A simple shelter in remote country for the use and benefit of all those who love being in wild and lonely places’

                                                                                                                              definition from the MBA members’ handbook.

Scotland’s bothies are typically abandoned crofts, farmsteads and estate lodges, which have been saved from ruin and renovated, forming a unique network of over 100 open mountain huts found in some fantastic, out of the way locations. Completely free to use, with no booking system or wardens, they vary in size from little more than a wooden cabin, to beautiful stone-built cottages with several rooms. 


The term bothy comes from the Gaelic ‘bothan’, and was originally used to describe temporary lodging used by seasonal labourers. However, the word is now more closely associated with these remote sanctuaries, which have become a distinctive feature of Scottish outdoor culture. Much of the network has been developed and maintained by the dedicated enthusiasts of Mountain Bothy Association (MBA), a volunteer lead charity which received the prestigious Queen’s Award for Voluntary Service in 2015. Each bothy has a maintenance officer, and regular work parties are organised to make sure the shelters remain wind and water tight.  

Although bothies come in many shapes and sizes, the most typical layout is a simple cottage with two rooms, often referred to as a but ‘n ben.
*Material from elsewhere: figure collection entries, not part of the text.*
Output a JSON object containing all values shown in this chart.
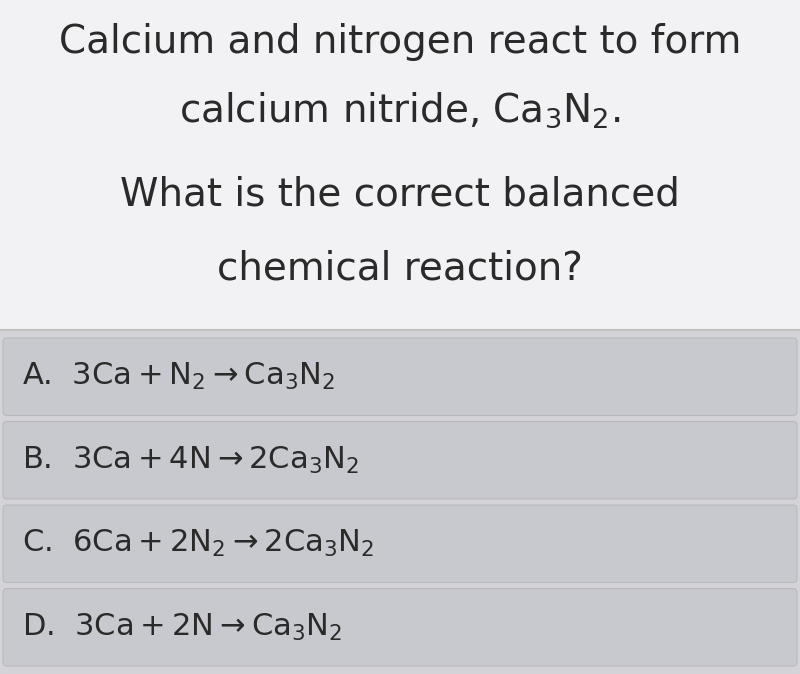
{
  "bg_top": "#f0f0f0",
  "bg_options_area": "#d4d4d8",
  "option_box_color": "#c8c9ce",
  "option_box_edge": "#b8b9be",
  "separator_color": "#c0c0c0",
  "text_color": "#2a2a2a",
  "title_lines": [
    "Calcium and nitrogen react to form",
    "calcium nitride, Ca$_3$N$_2$.",
    "What is the correct balanced",
    "chemical reaction?"
  ],
  "options": [
    "A.  $\\mathregular{3Ca + N_2 \\rightarrow Ca_3N_2}$",
    "B.  $\\mathregular{3Ca + 4N \\rightarrow 2Ca_3N_2}$",
    "C.  $\\mathregular{6Ca + 2N_2 \\rightarrow 2Ca_3N_2}$",
    "D.  $\\mathregular{3Ca + 2N \\rightarrow Ca_3N_2}$"
  ],
  "title_fontsize": 28,
  "option_fontsize": 22,
  "fig_width": 8.0,
  "fig_height": 6.74,
  "dpi": 100
}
This is a Scots term which describes the layout, the but referring to the kitchen and living room, and the ben the bedroom. From the entrance lobby, there is typically a room to the left and one to the right, and often a small additional chamber straight ahead. Occasionally there were also partitions in the roof space, which have been retained in a small number of bothies. These are accessed by secure internal stairs, and mainly used as dormitories. Remarkably, some of the more remote bothies still have their original wood panelling, mantelpieces, and stairs up to attic rooms. The best have sofas, bunk beds and even a library of books left by fellow travellers, while a handful have had extensive internal renovations and now have the feel of a hostel rather than a humble shelter. No two bothies are the same, and each has its own unique history, charm and character. 
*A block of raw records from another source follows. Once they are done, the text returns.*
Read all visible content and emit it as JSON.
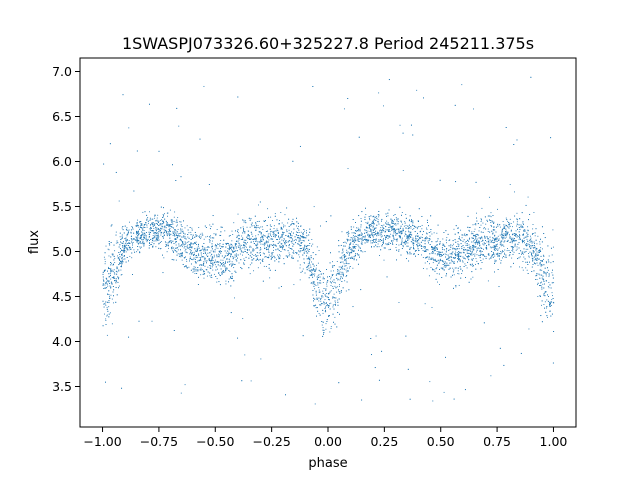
{
  "chart_data": {
    "type": "scatter",
    "title": "1SWASPJ073326.60+325227.8 Period 245211.375s",
    "xlabel": "phase",
    "ylabel": "flux",
    "xlim": [
      -1.1,
      1.1
    ],
    "ylim": [
      3.05,
      7.15
    ],
    "x_ticks": [
      -1.0,
      -0.75,
      -0.5,
      -0.25,
      0.0,
      0.25,
      0.5,
      0.75,
      1.0
    ],
    "x_tick_labels": [
      "−1.00",
      "−0.75",
      "−0.50",
      "−0.25",
      "0.00",
      "0.25",
      "0.50",
      "0.75",
      "1.00"
    ],
    "y_ticks": [
      3.5,
      4.0,
      4.5,
      5.0,
      5.5,
      6.0,
      6.5,
      7.0
    ],
    "y_tick_labels": [
      "3.5",
      "4.0",
      "4.5",
      "5.0",
      "5.5",
      "6.0",
      "6.5",
      "7.0"
    ],
    "grid": false,
    "legend": "none",
    "point_color": "#1f77b4",
    "series": [
      {
        "x": [
          -1.0,
          -0.95,
          -0.9,
          -0.85,
          -0.8,
          -0.75,
          -0.7,
          -0.65,
          -0.6,
          -0.55,
          -0.5,
          -0.45,
          -0.4,
          -0.35,
          -0.3,
          -0.25,
          -0.2,
          -0.15,
          -0.1,
          -0.05,
          0.0,
          0.05,
          0.1,
          0.15,
          0.2,
          0.25,
          0.3,
          0.35,
          0.4,
          0.45,
          0.5,
          0.55,
          0.6,
          0.65,
          0.7,
          0.75,
          0.8,
          0.85,
          0.9,
          0.95,
          1.0
        ],
        "y_center": [
          4.55,
          4.75,
          5.1,
          5.18,
          5.22,
          5.25,
          5.22,
          5.1,
          5.0,
          4.95,
          4.95,
          4.92,
          5.05,
          5.12,
          5.1,
          5.1,
          5.12,
          5.15,
          5.05,
          4.65,
          4.35,
          4.7,
          5.05,
          5.18,
          5.22,
          5.22,
          5.25,
          5.2,
          5.15,
          5.02,
          4.95,
          4.92,
          5.0,
          5.1,
          5.12,
          5.1,
          5.15,
          5.18,
          5.05,
          4.75,
          4.55
        ],
        "y_spread": [
          0.45,
          0.35,
          0.2,
          0.18,
          0.18,
          0.18,
          0.2,
          0.22,
          0.25,
          0.25,
          0.25,
          0.25,
          0.25,
          0.25,
          0.25,
          0.25,
          0.25,
          0.22,
          0.22,
          0.3,
          0.38,
          0.3,
          0.22,
          0.18,
          0.18,
          0.18,
          0.18,
          0.2,
          0.22,
          0.25,
          0.25,
          0.25,
          0.25,
          0.25,
          0.25,
          0.25,
          0.22,
          0.22,
          0.25,
          0.35,
          0.45
        ]
      }
    ]
  }
}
Bothy accommodation remains pretty basic though, and its important to assume that there will be no facilities.  As a bare minimum there’ll be a table and a couple of chairs, and in most cases a sleeping platform, which saves bedding down on the floor. There are no facilities (gas, electricity or a tap) but usually a fire place or multi- fuel stove, and a stream nearby to collect water. A small number of bothies have loos, but generally answering calls of nature involves a walk and the use of the bothy spade to dig a hole. Good social skills are definitely an asset, and bothy goers tend to have a strong community spirit. People help each other out by sharing food, hot drinks and dry clothing as well as telling stories and giving advice and tips. 
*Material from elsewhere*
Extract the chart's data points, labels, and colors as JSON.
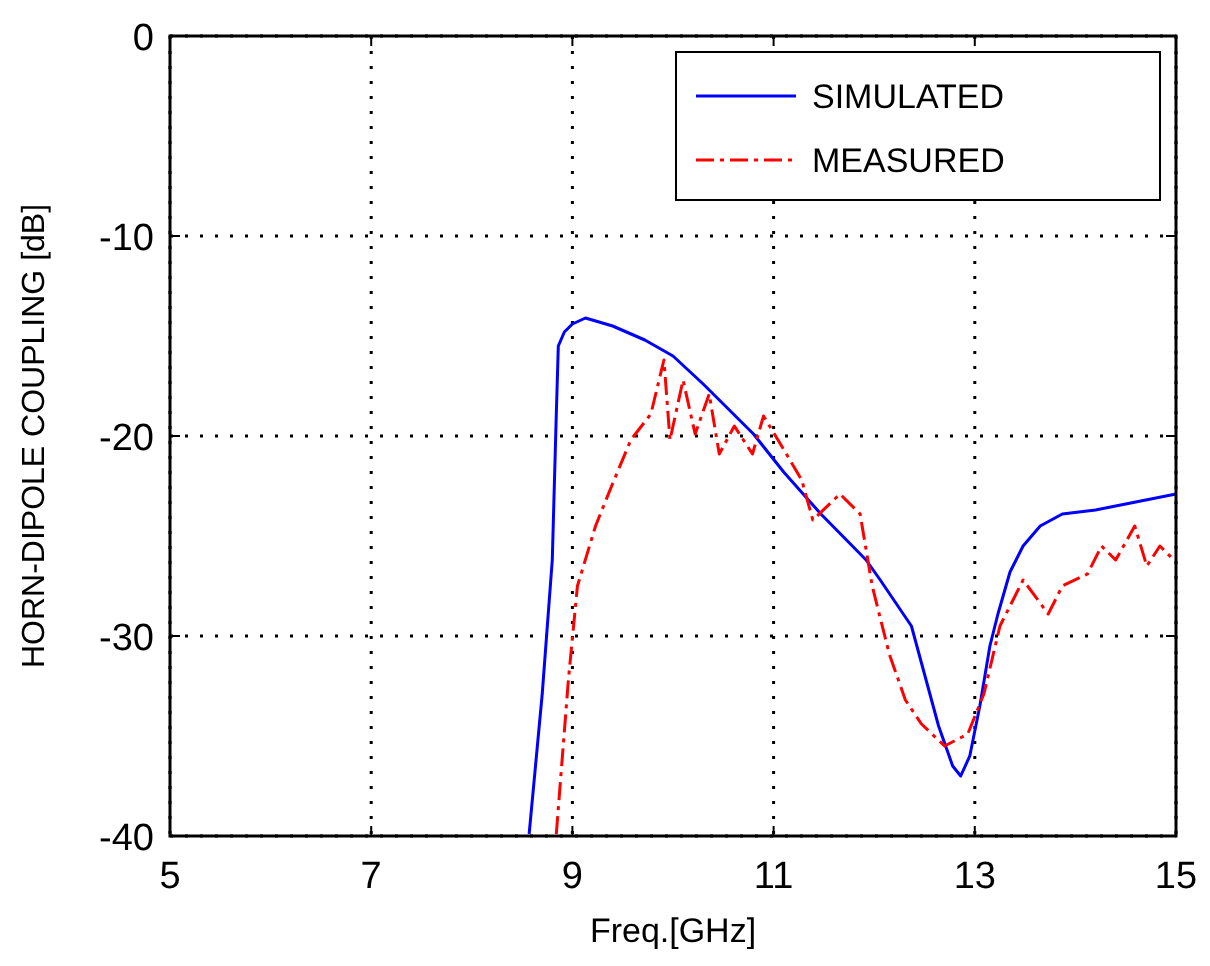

All you need for a perfect bothy trip are the usual things you would take camping: rucksack, sleeping bag, insulated sleeping mat, stove, and warm clothes plus candles, fuel for the fire, and all the treats you can squeeze in to keep spirits high, whether extra chocolate bars, or your favourite alcoholic tipple. It as also wise to take a lightweight tent if are going to a popular location over Easter and the summer months, though bothies are very rarely full. Most importantly, there is absolutely no concept of first come, and bothy etiquette dictates that everyone should be given space, however late they arrive, and however much a squeeze.  Ultimately, it is how you make yourself at home that makes the difference to your bothy experience.  Take a few friends, or meet others who are equally inspired by a love of the outdoors, and your adventure will live long in the memory.